The recommendations are based on an extensive review of the clinical diabetes literature. Cranial diabetes insipidus is considered mild if you produce approximately 3 to 4 litres of urine over 24 hours. Treatment of this disorder is primarily aimed at decreasing the urine output usually by increasing the activity of antidiuretic hormone adh. If this is the case you may be able to ease your symptoms by increasing the amount of water you drink to avoid dehydration.
And nephrogenic di due to renal inse. This guideline has been written to aid in the diagnosis post operative management monitoring and potential complications of diabetes insipidus. Wear a medical alert bracelet or carry a medical alert card in your wallet. Maintenance of water balance.
Repeat the dose when urine output is between 200 and 250 ml h for 2 h with osmolality 200 mosm kg or urinary specific gravity 1005. Specific treatment for diabetes insipidus will be determined by your physician based on. Starting dose 1 2 μg. Your age overall health and medical history extent of the disease your tolerance for specific medications procedures or therapies expectations for the course of the disease your opinion or preference.

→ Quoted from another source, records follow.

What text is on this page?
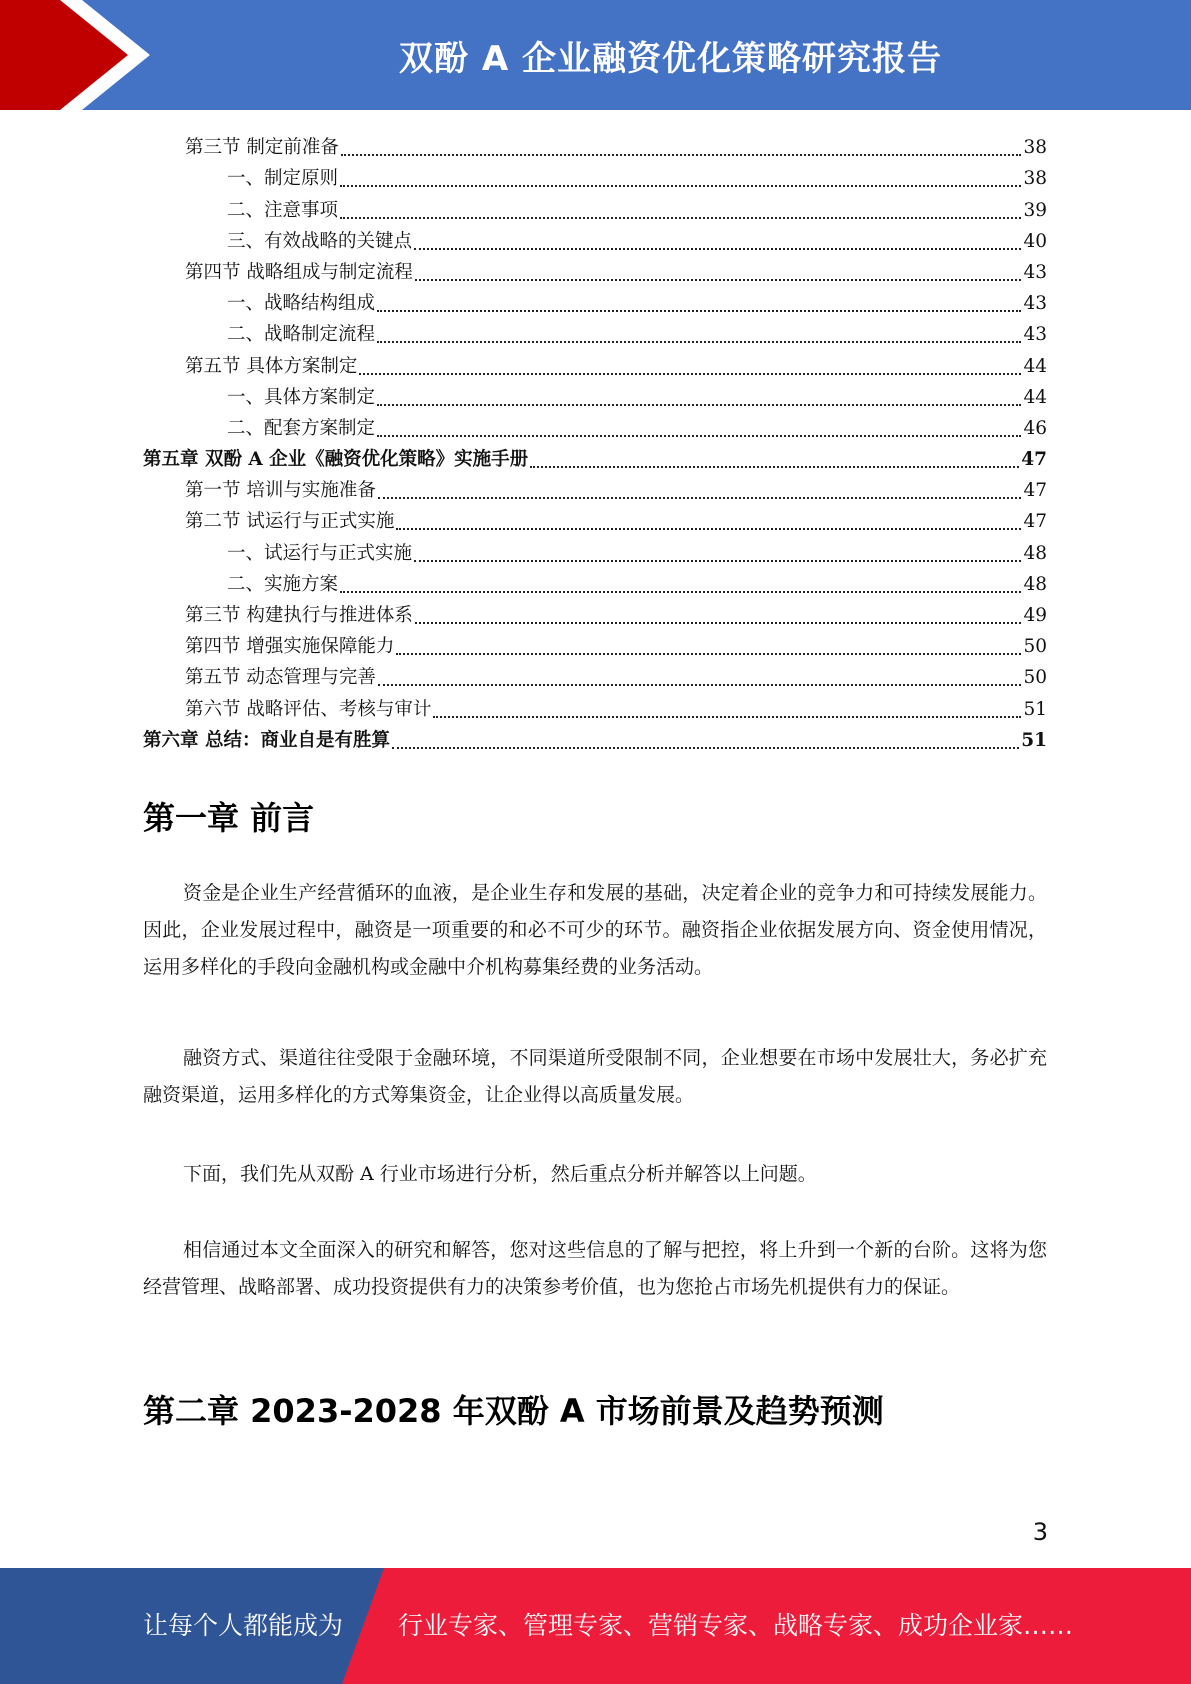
双酚 A 企业融资优化策略研究报告
第三节 制定前准备	38
一、制定原则	38
二、注意事项	39
三、有效战略的关键点	40
第四节 战略组成与制定流程	43
一、战略结构组成	43
二、战略制定流程	43
第五节 具体方案制定	44
一、具体方案制定	44
二、配套方案制定	46
第五章 双酚 A 企业《融资优化策略》实施手册	47
第一节 培训与实施准备	47
第二节 试运行与正式实施	47
一、试运行与正式实施	48
二、实施方案	48
第三节 构建执行与推进体系	49
第四节 增强实施保障能力	50
第五节 动态管理与完善	50
第六节 战略评估、考核与审计	51
第六章 总结：商业自是有胜算	51
第一章 前言

资金是企业生产经营循环的血液，是企业生存和发展的基础，决定着企业的竞争力和可持续发展能力。因此，企业发展过程中，融资是一项重要的和必不可少的环节。融资指企业依据发展方向、资金使用情况，运用多样化的手段向金融机构或金融中介机构募集经费的业务活动。

融资方式、渠道往往受限于金融环境，不同渠道所受限制不同，企业想要在市场中发展壮大，务必扩充融资渠道，运用多样化的方式筹集资金，让企业得以高质量发展。

下面，我们先从双酚 A 行业市场进行分析，然后重点分析并解答以上问题。

相信通过本文全面深入的研究和解答，您对这些信息的了解与把控，将上升到一个新的台阶。这将为您经营管理、战略部署、成功投资提供有力的决策参考价值，也为您抢占市场先机提供有力的保证。

第二章 2023-2028 年双酚 A 市场前景及趋势预测
3
让每个人都能成为 行业专家、管理专家、营销专家、战略专家、成功企业家……
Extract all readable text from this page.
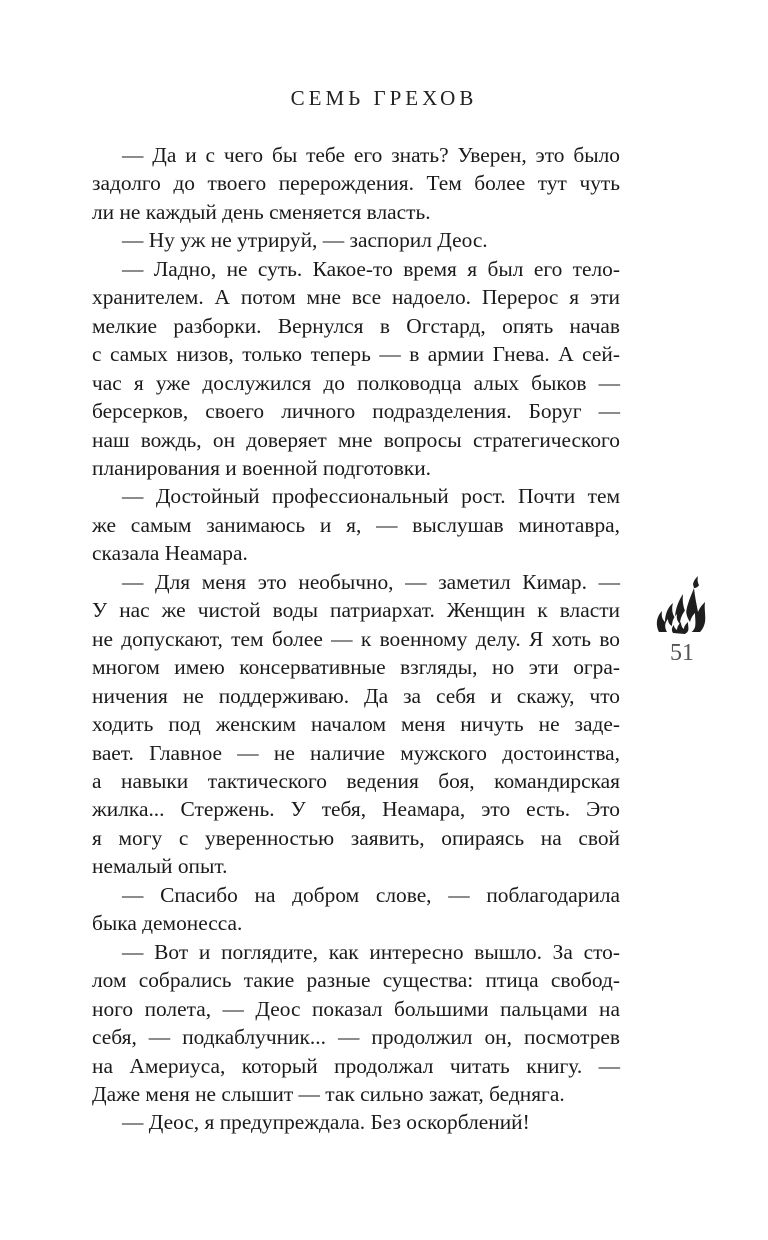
СЕМЬ ГРЕХОВ
— Да и с чего бы тебе его знать? Уверен, это было
задолго до твоего перерождения. Тем более тут чуть
ли не каждый день сменяется власть.
— Ну уж не утрируй, — заспорил Деос.
— Ладно, не суть. Какое-то время я был его тело-
хранителем. А потом мне все надоело. Перерос я эти
мелкие разборки. Вернулся в Огстард, опять начав
с самых низов, только теперь — в армии Гнева. А сей-
час я уже дослужился до полководца алых быков —
берсерков, своего личного подразделения. Боруг —
наш вождь, он доверяет мне вопросы стратегического
планирования и военной подготовки.
— Достойный профессиональный рост. Почти тем
же самым занимаюсь и я, — выслушав минотавра,
сказала Неамара.
— Для меня это необычно, — заметил Кимар. —
У нас же чистой воды патриархат. Женщин к власти
не допускают, тем более — к военному делу. Я хоть во
многом имею консервативные взгляды, но эти огра-
ничения не поддерживаю. Да за себя и скажу, что
ходить под женским началом меня ничуть не заде-
вает. Главное — не наличие мужского достоинства,
а навыки тактического ведения боя, командирская
жилка... Стержень. У тебя, Неамара, это есть. Это
я могу с уверенностью заявить, опираясь на свой
немалый опыт.
— Спасибо на добром слове, — поблагодарила
быка демонесса.
— Вот и поглядите, как интересно вышло. За сто-
лом собрались такие разные существа: птица свобод-
ного полета, — Деос показал большими пальцами на
себя, — подкаблучник... — продолжил он, посмотрев
на Америуса, который продолжал читать книгу. —
Даже меня не слышит — так сильно зажат, бедняга.
— Деос, я предупреждала. Без оскорблений!
51
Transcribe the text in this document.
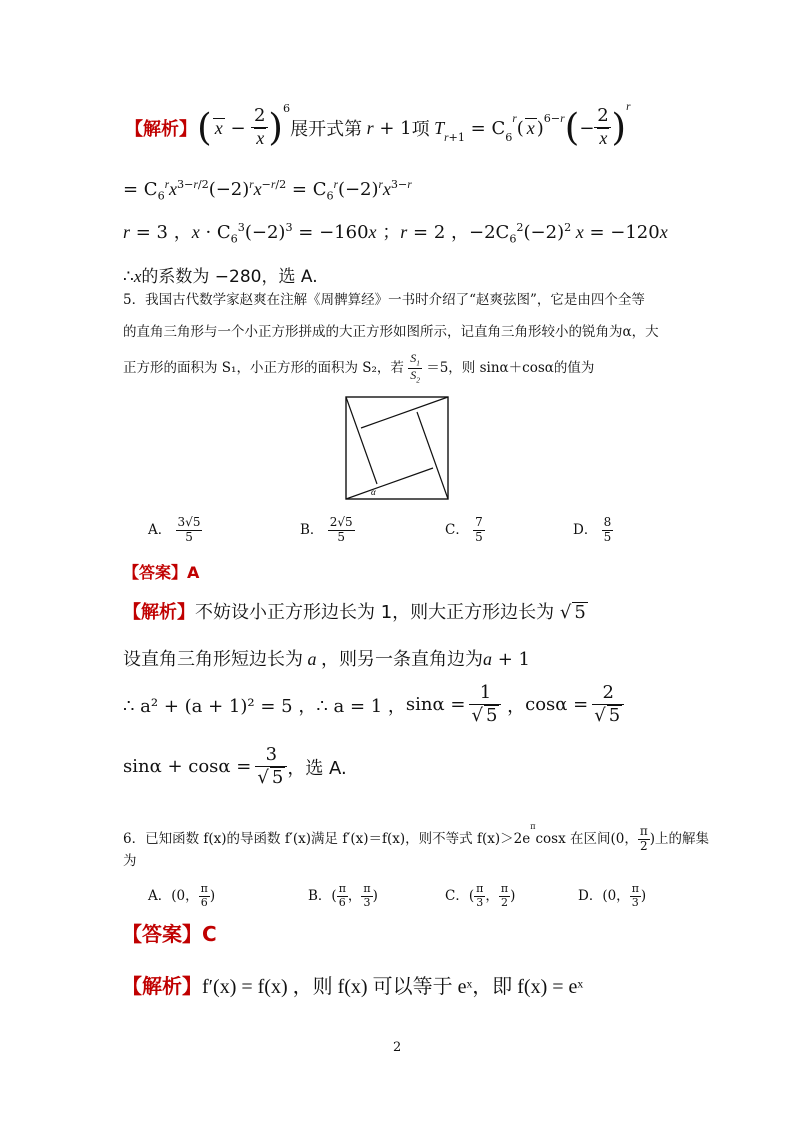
【解析】 ( $x - \frac{2}{x} )^6$
展开式第 r + 1 项 T
$_{r+1} = C_6$
r ( x )$^{6-r}$ ( − $\frac{2}{x}$ ) $^r$
= $C_6^rx^{3-r/2}(-2)^rx^{-r/2} = C_6^r(-2)^rx^{3-r}$
r = 3 ，$x \cdot C_6^3(-2)^3 = -160x$ ；r = 2 ，$-2C_6^2(-2)^2$ x = −120x
∴x的系数为 −280，选 A.
5．我国古代数学家赵爽在注解《周髀算经》一书时介绍了“赵爽弦图”，它是由四个全等
的直角三角形与一个小正方形拼成的大正方形如图所示，记直角三角形较小的锐角为α，大
正方形的面积为 S₁，小正方形的面积为 S₂，若 $\frac{S_1}{S_2} =5$，则 sinα＋cosα的值为
α
A． $\frac{3√5}{5}$	B． $\frac{2√5}{5}$	C． $\frac{7}{5}$	D． $\frac{8}{5}$
【答案】A
【解析】不妨设小正方形边长为 1，则大正方形边长为 √ 5
设直角三角形短边长为 a ，则另一条直角边为a + 1
∴ a² + (a + 1)² = 5 ，∴ a = 1 ， $\sin\alpha = \frac{1}{√ 5}$ ， $\cos\alpha = \frac{2}{√ 5}$
$\sin\alpha + \cos\alpha = \frac{3}{√ 5}$ ，选 A.
6．已知函数 f(x)的导函数 f′(x)满足 f′(x)＝f(x)，则不等式 $f(x)>2e^\pi\cos x$ 在区间(0， $\frac{\pi}{2}$ )上的解集
为
A．(0， $\frac{\pi}{6}$ )	B．( $\frac{\pi}{6}$ ， $\frac{\pi}{3}$ )	C．( $\frac{\pi}{3}$ ， $\frac{\pi}{2}$ )	D．(0， $\frac{\pi}{3}$ )
【答案】C
【解析】f′(x) = f(x) ，则 f(x) 可以等于 eˣ，即 f(x) = eˣ
2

It also includes an algorithm for the management of a high urine output and a four hourly fluid balance chart. As long as you take your medication and have access to water when the medication s effects wear. Mild cranial diabetes insipidus may not require any medical treatment. If you have a medical emergency a health.
When oral intake is inadequate and hypernatremia is present replace losses with dextrose and water.